In the short term (3 or less years), the beneficiaries of the proposed research are intended to be entirely academic users of pulsed THz spectroscopy, sensing and imaging systems. The applications of these cover many disciplines including physics, chemistry, biophysics, engineering and archaeology. On a 3 or longer year timescales there could be economic and possibly societal benefits. This is because the aim of the project is to develop a powerful new THz instumentation platform which will encourage the development of new applications and and facilitate existing ones. Although applications of THz technology outside the academic sphere are in their infancy, a 2008 market survey by BCC Research estimates that the global market in THz systems will rise from $77 million in 2008 to $500 million by 2018. This estimate is based on an assumed expansion in the sales of spectroscopy and imaging systems, particularly in the pharmaceutical and security sectors, and the eventual emergence of new markets and applications such as manufacturing quality control, chemical or bio-sensing, medical screening and art restoration. The applications of THz technology are often over sold because many of the triumphs of THz measurements, particularly time domain ones, in the lab are difficult to transfer to the real world because of the lack of intense enough and cheap enough pulsed sources. For the most part, applications of pulsed THz sources still rely on micro-Watt average power technology that has not significantly changed in the last 20 years. This bottleneck is addressed by the proposed advances in peak and average power and (on a 5 year timescale) affordability.

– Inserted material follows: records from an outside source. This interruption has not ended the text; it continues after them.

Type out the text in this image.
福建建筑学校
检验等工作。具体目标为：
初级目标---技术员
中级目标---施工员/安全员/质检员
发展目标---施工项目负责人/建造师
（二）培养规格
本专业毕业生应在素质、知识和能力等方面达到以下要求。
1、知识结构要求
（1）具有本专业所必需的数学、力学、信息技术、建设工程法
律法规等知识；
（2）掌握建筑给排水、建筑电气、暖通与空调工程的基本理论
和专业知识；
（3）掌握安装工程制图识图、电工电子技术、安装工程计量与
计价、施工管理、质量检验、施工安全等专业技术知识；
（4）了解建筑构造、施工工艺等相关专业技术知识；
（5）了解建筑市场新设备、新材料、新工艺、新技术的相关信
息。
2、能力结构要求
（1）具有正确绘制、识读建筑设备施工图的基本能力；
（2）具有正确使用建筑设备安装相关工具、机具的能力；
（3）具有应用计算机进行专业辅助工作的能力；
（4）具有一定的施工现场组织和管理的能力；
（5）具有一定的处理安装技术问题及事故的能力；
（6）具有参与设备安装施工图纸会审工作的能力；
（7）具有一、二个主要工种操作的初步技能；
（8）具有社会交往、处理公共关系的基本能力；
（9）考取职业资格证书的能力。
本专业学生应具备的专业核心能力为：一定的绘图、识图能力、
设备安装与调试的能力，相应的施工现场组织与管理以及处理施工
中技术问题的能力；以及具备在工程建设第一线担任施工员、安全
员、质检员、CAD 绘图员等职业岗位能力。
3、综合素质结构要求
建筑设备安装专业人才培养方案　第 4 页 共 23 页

The UK has a strong commercial presence in both the pulsed and continuous wave technology sectors of THz instrumentation via companies such as Teraview, ThruVision and Terahertz.co.uk. Start-ups and SMEs presently play the most significant commercial role. Thus, we expect that successful innovations in THz technology resulting from our research could be quickly exploited and play a part in increasing the competitiveness of the UK and fostering global economic performance. To a large extent this will depend on parallel developments in fiber laser technology. If the later can be made sufficiently cheap (there is no fundamental constraint on doing this) then the envisaged THz systems could be used for closer to real time quality control in the pharmaceutical, plastics and semiconductor industries. In the public sector, applications as varied as security screening, melanoma and burns assessment and art/archaeology conservation might also become more practical and competitive. Therapeutic treatments analogous to the microwave treatments for menorrhagia and liver cancer (both pioneered by the medical microwave group in the physics department in Bath) are other possibilities since focused micro-Joule energy THz pulses are intense enough to disrupt tissue.
The project will have a major impact on the careers of the postdoc and, assuming recruitment, PhD students who will be working at the cutting edge of THz and fibre photonics. It should therefore provide a source of highly skilled potential employees.